When we left that afternoon, I called home and explained what I’d just witnessed. He said, “It makes me feel like I can never do enough”, he said he’s working on a mural and spraying across it, “You want our beauty, but you don’t want our struggle”.

I had to pull over to weep. I sobbed out there in that desert.

The thought of losing Miss Helen, and the beautiful language she carries, and the resilient stories she tells, and the beautiful songs they sing, or the idea of those beautiful children losing Miss Helen, or us losing those children to rez cycles… it was just too much for me to hold in at that moment.

So I gave it all to the desert. I gave it to the Creator.

And now I’m giving it to you.

We need allies. We need people to shift their attention (and pocketbooks) toward programs like Patty and Bird’s.
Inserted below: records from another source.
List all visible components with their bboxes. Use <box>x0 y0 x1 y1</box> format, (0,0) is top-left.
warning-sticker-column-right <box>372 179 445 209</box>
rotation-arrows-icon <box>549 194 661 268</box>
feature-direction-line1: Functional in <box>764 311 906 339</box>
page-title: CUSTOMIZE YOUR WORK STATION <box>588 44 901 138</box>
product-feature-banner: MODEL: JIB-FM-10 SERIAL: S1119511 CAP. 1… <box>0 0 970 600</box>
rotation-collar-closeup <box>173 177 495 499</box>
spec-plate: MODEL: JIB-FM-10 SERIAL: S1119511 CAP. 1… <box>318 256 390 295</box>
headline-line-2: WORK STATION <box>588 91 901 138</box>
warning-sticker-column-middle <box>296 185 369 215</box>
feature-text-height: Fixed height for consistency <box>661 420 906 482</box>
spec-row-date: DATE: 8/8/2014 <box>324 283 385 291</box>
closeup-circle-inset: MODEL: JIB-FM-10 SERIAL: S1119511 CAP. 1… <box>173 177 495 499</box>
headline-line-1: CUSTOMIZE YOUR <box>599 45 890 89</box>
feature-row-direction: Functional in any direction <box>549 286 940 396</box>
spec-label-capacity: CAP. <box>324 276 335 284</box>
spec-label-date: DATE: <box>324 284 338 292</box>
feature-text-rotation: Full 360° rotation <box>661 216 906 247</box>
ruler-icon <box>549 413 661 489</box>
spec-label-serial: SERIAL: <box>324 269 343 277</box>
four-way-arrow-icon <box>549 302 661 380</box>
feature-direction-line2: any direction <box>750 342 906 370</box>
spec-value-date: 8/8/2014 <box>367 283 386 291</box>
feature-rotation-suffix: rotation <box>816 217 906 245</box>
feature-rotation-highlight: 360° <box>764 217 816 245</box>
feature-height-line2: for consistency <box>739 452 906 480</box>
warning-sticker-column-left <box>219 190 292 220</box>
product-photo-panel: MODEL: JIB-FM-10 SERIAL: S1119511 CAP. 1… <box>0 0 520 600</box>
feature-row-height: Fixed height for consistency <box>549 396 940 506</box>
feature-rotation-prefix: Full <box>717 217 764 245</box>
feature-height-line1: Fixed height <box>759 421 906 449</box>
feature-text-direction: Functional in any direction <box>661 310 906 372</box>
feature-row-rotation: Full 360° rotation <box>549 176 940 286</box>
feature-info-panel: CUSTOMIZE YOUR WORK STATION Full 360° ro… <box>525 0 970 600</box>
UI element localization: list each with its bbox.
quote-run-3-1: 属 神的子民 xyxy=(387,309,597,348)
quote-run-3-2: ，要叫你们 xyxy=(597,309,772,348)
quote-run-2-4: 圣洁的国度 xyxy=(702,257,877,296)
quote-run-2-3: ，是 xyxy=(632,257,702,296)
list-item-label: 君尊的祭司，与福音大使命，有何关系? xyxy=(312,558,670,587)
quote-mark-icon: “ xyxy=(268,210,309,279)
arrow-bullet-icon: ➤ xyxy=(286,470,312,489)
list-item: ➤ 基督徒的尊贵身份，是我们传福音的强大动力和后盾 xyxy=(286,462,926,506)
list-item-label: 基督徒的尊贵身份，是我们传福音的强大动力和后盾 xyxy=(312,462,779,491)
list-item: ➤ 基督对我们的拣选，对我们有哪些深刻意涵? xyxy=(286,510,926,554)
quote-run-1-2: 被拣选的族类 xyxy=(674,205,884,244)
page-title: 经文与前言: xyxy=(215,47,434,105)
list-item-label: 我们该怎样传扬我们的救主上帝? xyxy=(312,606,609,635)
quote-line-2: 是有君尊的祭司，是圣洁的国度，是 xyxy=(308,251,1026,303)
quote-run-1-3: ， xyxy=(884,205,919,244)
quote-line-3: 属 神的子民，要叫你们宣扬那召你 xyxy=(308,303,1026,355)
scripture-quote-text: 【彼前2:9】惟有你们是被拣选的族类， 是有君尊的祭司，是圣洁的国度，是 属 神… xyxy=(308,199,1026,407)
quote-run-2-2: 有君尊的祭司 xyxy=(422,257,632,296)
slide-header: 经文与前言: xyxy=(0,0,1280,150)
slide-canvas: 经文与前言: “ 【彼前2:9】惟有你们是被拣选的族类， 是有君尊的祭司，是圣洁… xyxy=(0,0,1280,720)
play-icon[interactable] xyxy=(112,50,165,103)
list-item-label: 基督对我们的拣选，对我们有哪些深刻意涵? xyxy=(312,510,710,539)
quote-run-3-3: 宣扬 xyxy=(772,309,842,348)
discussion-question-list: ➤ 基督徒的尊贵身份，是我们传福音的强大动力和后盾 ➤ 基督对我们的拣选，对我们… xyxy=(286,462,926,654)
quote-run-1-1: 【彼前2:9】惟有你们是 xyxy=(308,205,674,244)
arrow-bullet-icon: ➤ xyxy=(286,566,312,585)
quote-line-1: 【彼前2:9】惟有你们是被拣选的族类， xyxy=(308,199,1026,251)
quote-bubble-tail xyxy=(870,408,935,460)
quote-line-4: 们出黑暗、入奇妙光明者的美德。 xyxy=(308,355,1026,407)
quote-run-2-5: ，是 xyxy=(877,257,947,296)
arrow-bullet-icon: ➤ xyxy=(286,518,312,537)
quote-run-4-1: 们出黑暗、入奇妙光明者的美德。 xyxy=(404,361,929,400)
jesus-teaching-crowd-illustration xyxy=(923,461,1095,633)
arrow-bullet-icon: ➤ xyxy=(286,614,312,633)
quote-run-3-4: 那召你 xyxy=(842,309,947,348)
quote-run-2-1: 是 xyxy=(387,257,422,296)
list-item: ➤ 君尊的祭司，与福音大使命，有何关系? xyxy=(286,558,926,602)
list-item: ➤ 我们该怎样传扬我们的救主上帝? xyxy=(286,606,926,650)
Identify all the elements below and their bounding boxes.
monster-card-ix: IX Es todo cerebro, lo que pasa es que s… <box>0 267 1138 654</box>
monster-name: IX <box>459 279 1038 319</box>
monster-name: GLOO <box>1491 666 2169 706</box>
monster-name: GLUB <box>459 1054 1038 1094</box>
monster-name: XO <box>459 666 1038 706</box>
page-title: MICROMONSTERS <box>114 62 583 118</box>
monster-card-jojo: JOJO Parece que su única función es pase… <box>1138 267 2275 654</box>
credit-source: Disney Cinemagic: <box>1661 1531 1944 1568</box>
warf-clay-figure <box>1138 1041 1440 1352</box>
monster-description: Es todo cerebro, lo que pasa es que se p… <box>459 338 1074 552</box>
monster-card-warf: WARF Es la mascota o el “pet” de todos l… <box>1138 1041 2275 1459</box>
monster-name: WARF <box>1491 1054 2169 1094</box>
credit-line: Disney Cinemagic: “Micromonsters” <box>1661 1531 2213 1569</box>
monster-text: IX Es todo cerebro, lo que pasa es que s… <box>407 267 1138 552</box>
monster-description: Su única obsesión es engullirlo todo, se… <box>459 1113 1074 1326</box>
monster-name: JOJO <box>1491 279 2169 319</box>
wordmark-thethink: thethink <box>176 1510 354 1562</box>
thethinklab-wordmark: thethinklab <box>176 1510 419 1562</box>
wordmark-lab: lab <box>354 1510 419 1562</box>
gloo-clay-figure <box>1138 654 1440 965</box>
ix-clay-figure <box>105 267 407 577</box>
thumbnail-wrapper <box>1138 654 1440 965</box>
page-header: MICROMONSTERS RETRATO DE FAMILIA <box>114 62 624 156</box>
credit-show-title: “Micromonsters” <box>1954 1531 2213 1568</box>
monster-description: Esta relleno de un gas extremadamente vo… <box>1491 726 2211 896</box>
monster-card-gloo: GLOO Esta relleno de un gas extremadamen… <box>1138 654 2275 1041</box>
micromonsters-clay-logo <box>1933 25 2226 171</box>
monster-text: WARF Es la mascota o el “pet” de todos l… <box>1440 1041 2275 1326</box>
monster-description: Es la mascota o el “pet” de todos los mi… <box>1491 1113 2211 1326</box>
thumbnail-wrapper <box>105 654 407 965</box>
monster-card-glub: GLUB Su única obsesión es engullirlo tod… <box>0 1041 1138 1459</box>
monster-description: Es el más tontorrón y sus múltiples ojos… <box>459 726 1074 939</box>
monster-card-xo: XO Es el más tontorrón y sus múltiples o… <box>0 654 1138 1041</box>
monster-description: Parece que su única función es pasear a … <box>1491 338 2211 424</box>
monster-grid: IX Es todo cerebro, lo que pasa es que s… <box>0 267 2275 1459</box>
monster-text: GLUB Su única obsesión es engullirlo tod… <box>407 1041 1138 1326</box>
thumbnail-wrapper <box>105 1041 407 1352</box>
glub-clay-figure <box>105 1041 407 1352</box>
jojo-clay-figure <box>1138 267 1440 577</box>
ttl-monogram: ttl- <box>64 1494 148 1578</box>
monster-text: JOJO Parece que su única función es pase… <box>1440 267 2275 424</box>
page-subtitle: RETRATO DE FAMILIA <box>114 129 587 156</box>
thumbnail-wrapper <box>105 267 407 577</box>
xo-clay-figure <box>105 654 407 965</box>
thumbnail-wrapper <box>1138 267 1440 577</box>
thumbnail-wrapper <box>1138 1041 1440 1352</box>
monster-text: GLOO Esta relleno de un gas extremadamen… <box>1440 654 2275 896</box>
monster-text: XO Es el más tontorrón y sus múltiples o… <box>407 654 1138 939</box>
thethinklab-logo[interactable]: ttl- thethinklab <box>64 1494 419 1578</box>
We need to save our indigenous languages.

I finally was able to start driving again. I drove through the desert with a desolate feeling, not because I was traveling down a desert road, in what felt like a road to nowhere, but because I had the realization that I was in the middle of somewhere satiated with ancient indigenous knowledge.

I realized that I’d driven through these places a thousand times and I’d never known what to look for. Around me was abundant desert medicine. Sage, tsudupe, petroglyphs, jack rabbits, desert cactus flowers, pinon, songs in the wind, history in the rocks. We may not always realize that life that surrounds us in the desert (or anywhere), but that doesn’t mean it’s not there. With proper nourishment, we can see an explosion of life that has existed all along, however camouflaged at first glance.

We’ve believed fairy tales about the American west. Tales told that it was “unsettled”, “uninhabited”, “open for grabs”, that Indians were “extinct”. But out here in The Great Basin you are in Paiute Country- an abundant desert with rich culture and an indigenous history worth knowing; you are on indigenous land. Numu land.